Subsequently, after the Warriors claimed the 2015 NBA title, it killed the theme of each team putting together a group of superstars whether it be two, three maybe even four, to propel their franchises to next level. But it exemplified that you will need to create a core of good players and not just a couple of great ones and a lot below average or mediocre ones to surround them with.
The precedent that we have seen of past champions, a la the San Antonio Spurs, keep a good team together you will sustain a great record. And for the majority of the free agent class of 2015, has remained loyal to their respective teams and continue to figure with the current roster and try to fill in spots that were vacant in the prior.
We’ve seen the likes of Jimmy Butler, Marc Gasol, Kevin Love, Paul Millsap and Kawhi Leonard all remain with prior teams and not just chase the money and max contract but are chasing the highest achievement in the NBA, the Larry O’Brien Trophy.
The free agency period has shown that players who steadily work on this game and are making something out of the career despite their past struggles. Draymond Green, Damarre Carroll, and Kris Middleton, all received great contracts due to their improvements and what their upside could be based on their performance and work ethic.

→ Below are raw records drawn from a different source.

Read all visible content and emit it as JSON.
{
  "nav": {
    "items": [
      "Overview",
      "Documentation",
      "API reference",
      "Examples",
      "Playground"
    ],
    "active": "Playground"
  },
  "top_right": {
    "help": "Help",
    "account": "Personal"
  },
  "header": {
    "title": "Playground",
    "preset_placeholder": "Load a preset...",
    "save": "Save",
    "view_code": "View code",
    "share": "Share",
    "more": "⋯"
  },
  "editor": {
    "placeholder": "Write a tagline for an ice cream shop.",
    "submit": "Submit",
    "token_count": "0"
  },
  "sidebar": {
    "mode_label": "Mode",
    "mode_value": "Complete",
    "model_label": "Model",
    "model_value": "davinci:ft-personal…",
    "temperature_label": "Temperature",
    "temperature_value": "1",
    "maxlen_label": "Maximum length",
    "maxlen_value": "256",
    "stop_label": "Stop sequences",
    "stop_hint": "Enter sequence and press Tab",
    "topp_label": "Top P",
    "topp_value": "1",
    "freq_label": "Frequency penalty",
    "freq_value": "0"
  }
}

Along with the underdogs earning their pay the underdog teams are now gaining the big players and taking them away from major markets like LA or NYC, where players at point had fantasies of playing in the bright lights of the big cities. The biggest example of that is where C/PF Greg Monroe decided to take his talents to Milwaukee, to join a young budding roster that could make a great splash with his addition, and deciding to decline to join the Lakers or the Knicks. We could also see Lamarcus Aldrige do the same forego playing a huge market and play in the small one like Phoenix or San Antonio.

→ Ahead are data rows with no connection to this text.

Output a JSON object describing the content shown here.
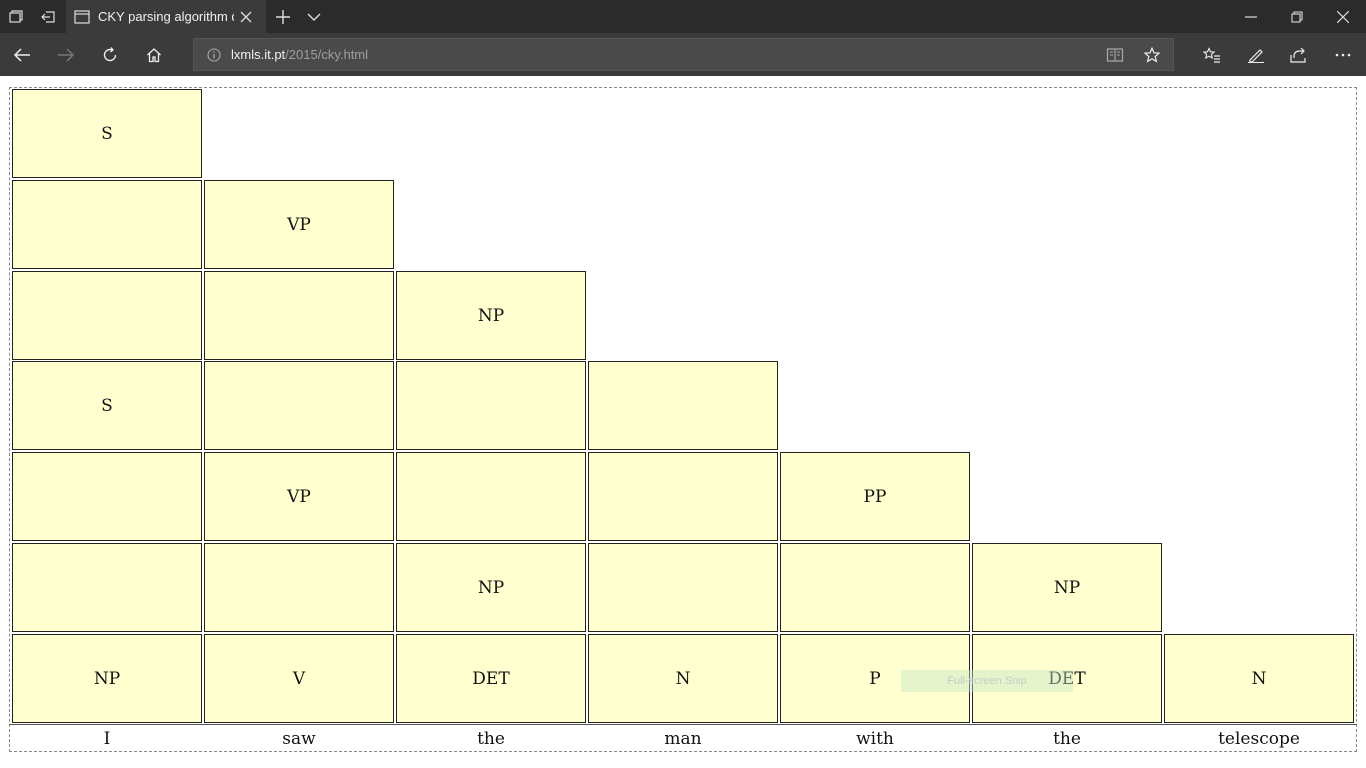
{
  "browser": {
    "tab_title": "CKY parsing algorithm d",
    "address": {
      "domain": "lxmls.it.pt",
      "path": "/2015/cky.html"
    }
  },
  "chart": {
    "rows": [
      [
        "S"
      ],
      [
        "",
        "VP"
      ],
      [
        "",
        "",
        "NP"
      ],
      [
        "S",
        "",
        "",
        ""
      ],
      [
        "",
        "VP",
        "",
        "",
        "PP"
      ],
      [
        "",
        "",
        "NP",
        "",
        "",
        "NP"
      ],
      [
        "NP",
        "V",
        "DET",
        "N",
        "P",
        "DET",
        "N"
      ]
    ],
    "words": [
      "I",
      "saw",
      "the",
      "man",
      "with",
      "the",
      "telescope"
    ]
  },
  "overlay": {
    "snip_label": "Full-screen Snip"
  }
}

We have seen teams like Portland, a small market team who would normally fret of losing a star like Aldridge, now figuring out to how to maneuver without him and have gathered many young prospects to join along their young superstar Damian Lillard in order to restore hope on their future and not dwell on their past.
I like the direction the league is pointing towards. Once known for being a me, me, me league in now making the transformation into becoming a we, we, we league instead of having a superstar, having a great team. I believe this makes for more entertaining basketball and makes for a more competitive league, overall. I am looking forward to the new changes and trends are always fun and make each time period fun, let’s just enjoy this one.